Michael Graveley, fiscal de distrito del condado de Kenosha, ha anunciado que se presentarán seis cargos, entre ellos el de asesinato en primer grado, contra Kyle Rittenhouse, el asesino supremacista de 17 años que mató a dos personas e hirió a una tercera durante los disturbios que se produjeron durante las protestas en el estado de Wisconsin por el caso de violencia policial contra el ciudadano afroamericano Jacob Blake.

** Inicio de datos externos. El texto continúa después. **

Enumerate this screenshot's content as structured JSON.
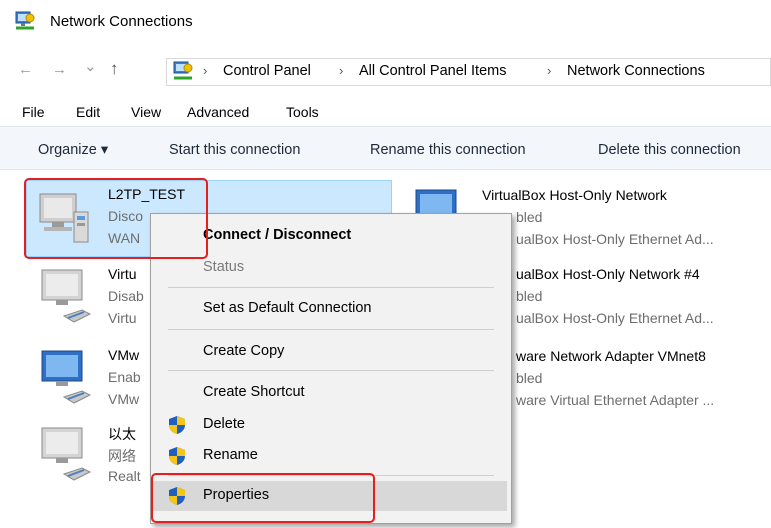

El cargo más grave contra él es el de homicidio intencional en primer grado con el uso de un arma peligrosa y podría enfrentarse a una condena de cadena perpetua, según la ley de Wisconsin.

En un comunicado, la Policía de Kenosha ha señalado que hacia las 23.45 horas del martes tuvo que responder ante las informaciones de «disparos y múltiples víctimas de bala». Ssegún los agentes, los disparos habrían tenido lugar en Kenosha durante la tercera noche de disturbios por el caso de Jacob Blake, cuando el joven supremacista habría dejado dos muertos y un herido de gravedad tras abrir fuego contra varios manifestantes.

Rittenhouse había concedido una entrevista a The Daily Caller momentos antes del tiroteo en la que aseguraba que portaba el rifle «para protegerse» y que aquel era «su trabajo». El joven formaba parte de la Guardia de Kenosha, una milicia paramilitar de extrema derecha que había confirmado su presencia en las calles durante la tercera jornada de manifestaciones.